Embora vivêssemos a certa distância de Roma, cumpriu a sua promessa. Durante os dois anos e meio em Itália foi “lá a cima” muitas vezes. Costumava exprimir-se assim pois Castelgandolfo é uma localidade no cimo de um pequeno monte sobre o Lago Albano. Como sempre, acompanhavam-no D. Álvaro del Portillo e D. Javier Echevarría, atual Prelado do Opus Dei. Embora, desde então, já tenham passado tantos anos, conservo presentes na memória temas concretos de que nos falou. Nessa altura eu era bastante nova, mas compreendia que eram assuntos muito importantes, que o Padre queria transmitir-nos para nos ficarem gravados no coração. Vou centrar-me nalguns aspetos, já que não é possível contar tudo.

Cada visita sua permitia-nos compreender que o Opus Dei é uma família, que existe um Pai que conversa com todas, que olha para cada uma das suas filhas com um sorriso sincero, que pergunta se alguma está doente, se todas comem bem e dormem, se estão contentes, se estudam, se há os livros suficientes, etc. Chamava a atenção a sua especial preocupação e delicadeza com aquelas que vinham de países muito distantes e de outras culturas, por exemplo do Japão, e quase não falavam nem castelhano nem italiano. Levava-nos sempre bombons, e algum presente para a decoração da casa. Os encontros com S. Josemaria eram sempre muito animados e alegres; às vezes também cantávamos, ou alguém contava um episódio. O Padre tinha muito bom humor e conseguia divertir-nos. Esses encontros eram também ao mesmo tempo uma constante lição prática do espírito da Obra. Aproveitava cada circunstância para fazer-nos conscientes da necessidade de cuidar as coisas pequenas, que são expressão do amor a Deus e ao mesmo tempo nos levam a praticar uma virtude concreta. Por exemplo, ensinou-nos como devemos abrir e fechar as portas de forma que não se estragasse a maçaneta da porta; reparava imediatamente quando as persianas de madeira das janelas não estavam presas e batiam na parede do edifício com o vento, ou quando os fechos das janelas estavam tortos; ensinou-nos que os móveis de madeira em contacto direto com o chão de pedra ou mármore se podiam estragar devido à humidade, e se podem colocar sobre um pequeno estrado de madeira, forrado de tecido. Ensinou-nos como colocar elementos de decoração de modo estético e aproveitando o espaço – por exemplo os leques orientais que muitas vezes nos levava –, etc.

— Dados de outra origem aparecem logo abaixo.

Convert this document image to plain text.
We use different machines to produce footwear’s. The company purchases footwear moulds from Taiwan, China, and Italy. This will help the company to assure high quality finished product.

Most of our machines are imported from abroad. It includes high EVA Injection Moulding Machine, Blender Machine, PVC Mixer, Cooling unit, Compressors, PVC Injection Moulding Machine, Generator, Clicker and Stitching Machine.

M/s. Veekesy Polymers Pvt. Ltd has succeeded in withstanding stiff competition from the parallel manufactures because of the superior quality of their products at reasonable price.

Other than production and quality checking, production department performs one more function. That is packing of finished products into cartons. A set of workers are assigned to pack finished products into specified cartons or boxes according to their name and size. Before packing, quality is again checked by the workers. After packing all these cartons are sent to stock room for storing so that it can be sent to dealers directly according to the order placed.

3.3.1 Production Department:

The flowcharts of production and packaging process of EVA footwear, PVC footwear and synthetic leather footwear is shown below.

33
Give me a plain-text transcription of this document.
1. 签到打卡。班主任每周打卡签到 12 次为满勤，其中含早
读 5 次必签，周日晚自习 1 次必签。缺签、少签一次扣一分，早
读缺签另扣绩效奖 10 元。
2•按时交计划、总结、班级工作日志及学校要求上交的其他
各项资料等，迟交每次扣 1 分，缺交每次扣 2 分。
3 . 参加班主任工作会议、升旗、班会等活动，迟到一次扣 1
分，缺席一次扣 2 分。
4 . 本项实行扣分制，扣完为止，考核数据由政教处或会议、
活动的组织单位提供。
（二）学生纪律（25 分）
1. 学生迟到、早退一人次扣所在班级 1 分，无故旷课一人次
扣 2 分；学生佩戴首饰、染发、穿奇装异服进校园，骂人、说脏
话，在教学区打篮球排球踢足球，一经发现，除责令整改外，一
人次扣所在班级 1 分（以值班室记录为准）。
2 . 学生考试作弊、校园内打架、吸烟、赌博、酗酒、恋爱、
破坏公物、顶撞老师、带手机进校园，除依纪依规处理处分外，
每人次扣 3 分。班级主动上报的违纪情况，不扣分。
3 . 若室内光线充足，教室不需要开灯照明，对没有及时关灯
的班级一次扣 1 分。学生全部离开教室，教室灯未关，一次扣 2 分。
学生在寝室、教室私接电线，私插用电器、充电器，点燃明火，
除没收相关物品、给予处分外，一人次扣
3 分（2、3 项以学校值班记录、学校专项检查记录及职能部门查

Durante os nossos encontros de família, falava sempre de algum tema concreto para afiançar-nos no espírito sobrenatural da vocação para o Opus Dei. Dois temas deixaram-me especial marca na minha memória.

Falava-nos muito da essência da nossa vocação no Opus Dei: explicava a normalidade da nossa vida, semelhante à vida das outras pessoas, e no entanto diferente. Esclarecia-nos quanto ao caráter secular do caminho no Opus Dei, que devíamos defender, pois tal era a vontade expressa de Deus; dizia-nos que éramos cidadãos iguais a todos os outros, e ninguém poderia obrigar-nos a ser aquilo que não éramos. Deus pedia-nos a plenitude da vida cristã no meio do mundo. Várias vezes o ouvi dizer: “Só me interessam as vossas virtudes”. Explicava com pormenor o novo fenómeno da vocação divina no meio do mundo, permanecendo cada qual no seu lugar para santificá-lo a partir de dentro; dizia em latim: “ab intra”. Isso era o Opus Dei, querido por Deus, não inventado por um homem.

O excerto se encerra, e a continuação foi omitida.